Magnetic Declination – What is it?
On this beautiful planet of ours, we have the Geographic North Pole (where Santa lives), Magnetic North Pole – which is where a magnetised compass needle will point towards and for some maps, Grid North. The difference between these two points is referred to Magnetic Declination, or often, just Declination.
TOPO50 maps are created utilising Grid North. Compasses point to the Magnetic North Pole. This can be a 20-degree difference.
See a potential issue here?
To complicate matters, the Magnetic North changes, dependant both on where you are, and when you are. Mainly, Magnetic North is determined by the earth’s molten outer core. Localised magnetics rocks, kilometres beneath can affect things, but primarily, it’s the magma that determines where the compass needle points. Being molten, it shifts over time, and as a result, the Magnetic Declination is also always changing.
Luckily, on all of LINZ’s Topo50 maps in current production, the Magnetic Declination is clearly marked on the bottom of each map. NOTE: This declination varies from map to map, location to location – for example – in Auckland you are going to have around 21 deg and Wellington is going to be closer to 24. It might not ‘seem’ that much difference – but over a distance, a couple of degrees quickly adds up.
Magnetic Declination – How to compensate
Now that we know that the map we have in our hands is using a different reference for north than our compass is, how do we translate between the two?
Mostly, you will need to take the difference indicated from Geographic North (generally referred to as ‘grid’ north) and magnetic north. But do we add or subtract from our figure?
An easy way to remember is this – if you are taking a bearing ‘off’ the map – you take the number off to get declination. If you are putting a bearing you have made with your compass ‘onto’ the map – you add the figure.
- Off = subtract
- On = Add
For example – according to your Topo50 map (indicating a 22.5 deg declination like above) you need to be heading from your current position at a bearing of 46°. Take the 46, subtract 22.5 (taking a measurement off the map) and you have a magnetic bearing of 23.5°.

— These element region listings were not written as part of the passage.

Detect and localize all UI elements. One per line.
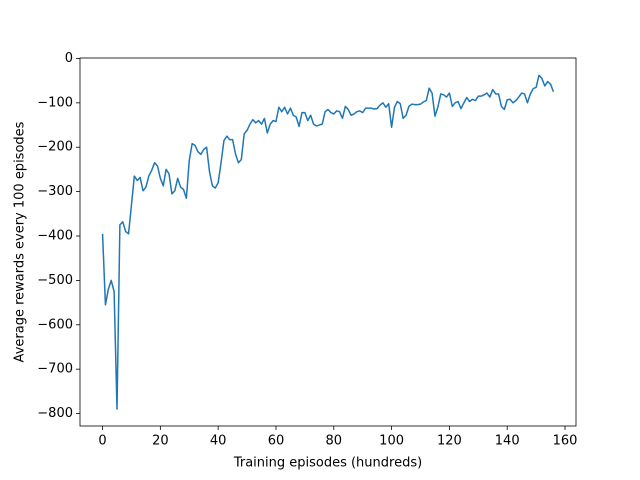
y-tick-label: −700 xyxy=(37,362,73,377)
y-tick-label: −400 xyxy=(37,229,73,244)
y-tick-label: −600 xyxy=(37,317,73,332)
x-tick-label: 0 xyxy=(98,434,106,449)
x-tick-label: 140 xyxy=(495,434,520,449)
y-tick-label: 0 xyxy=(65,51,73,66)
x-axis-label: Training episodes (hundreds) xyxy=(233,456,422,471)
x-tick-label: 100 xyxy=(379,434,404,449)
x-tick-label: 40 xyxy=(210,434,227,449)
y-tick-label: −500 xyxy=(37,273,73,288)
line-series xyxy=(101,74,555,410)
y-tick-label: −100 xyxy=(37,95,73,110)
x-tick-label: 60 xyxy=(268,434,285,449)
axes-frame xyxy=(79,57,577,427)
y-axis-label: Average rewards every 100 episodes xyxy=(13,121,28,362)
x-tick-label: 120 xyxy=(437,434,462,449)
x-tick-label: 80 xyxy=(326,434,343,449)
y-tick-label: −300 xyxy=(37,184,73,199)
y-tick-label: −200 xyxy=(37,140,73,155)
y-tick-label: −800 xyxy=(37,406,73,421)
x-tick-label: 160 xyxy=(553,434,578,449)
x-tick-label: 20 xyxy=(152,434,169,449)
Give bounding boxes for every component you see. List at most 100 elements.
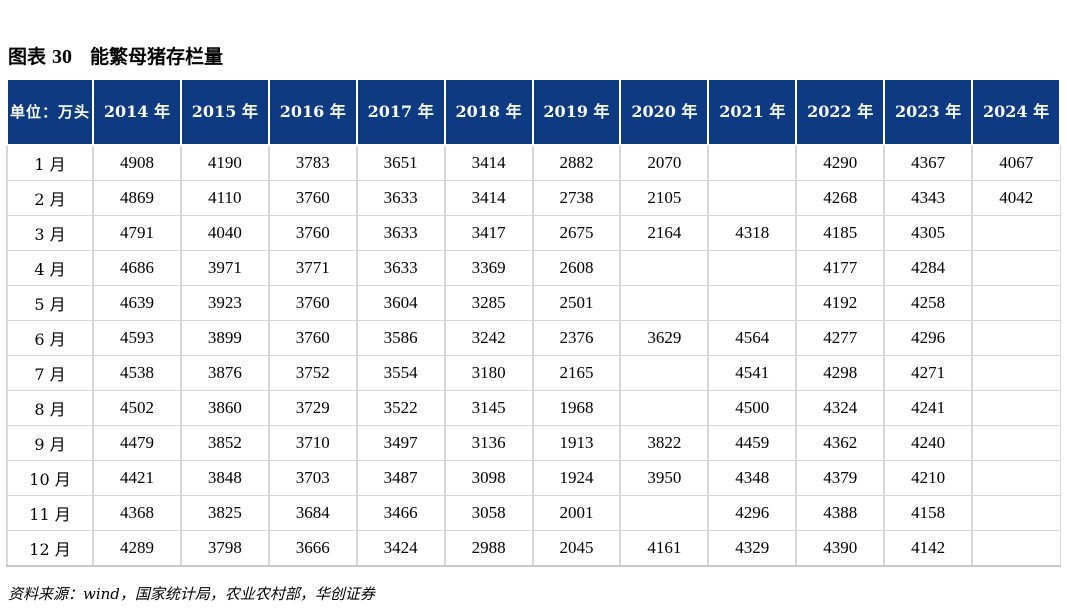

Alternatively – taking a bearing of 98° off an identifiable mountain in the difference, we add 22.5 (putting it ‘on’ a map) to give us a grid bearing of 120.5°.
Magnetic Declination – is there an easier way?
Why yes. There is! Instead of having to add or subtract declination each time you convert from grid to magnetic or vice versa when using the compass and putting ‘the red in the shed’, aim the compass needle to the declination required on the outer ring of the bezel.
So, in the example above, you take a grid bearing of 46° Grid, twist the bezel on your compass so the direction of travel indicator is 46°, then turn yourself until the red compass needle is pointing to 22.5°.
Even easier? Get a compass with Declination Adjustment on it. Some of the higher end compasses will have the ability to rotate the outer part of the bezel, usually with the use of a small screwdriver, to permanently ‘dial in’ an areas Declination Adjustment. This means that you simply take the bearing off the map in the usual way, put the ‘red in the shed’, and go.
Caveat: We are discussing several different ways to achieve the same thing. The potential for confusion in communication arises because not everyone does things the same way. It is vitally important then, then whenever you give a bearing out, that you follow it with either ‘grid’ – meaning you have taken it off the map, or ‘magnetic’ meaning you have taken it off the compass.
37° Grid and 37° Magnetic could lead you in two very different directions.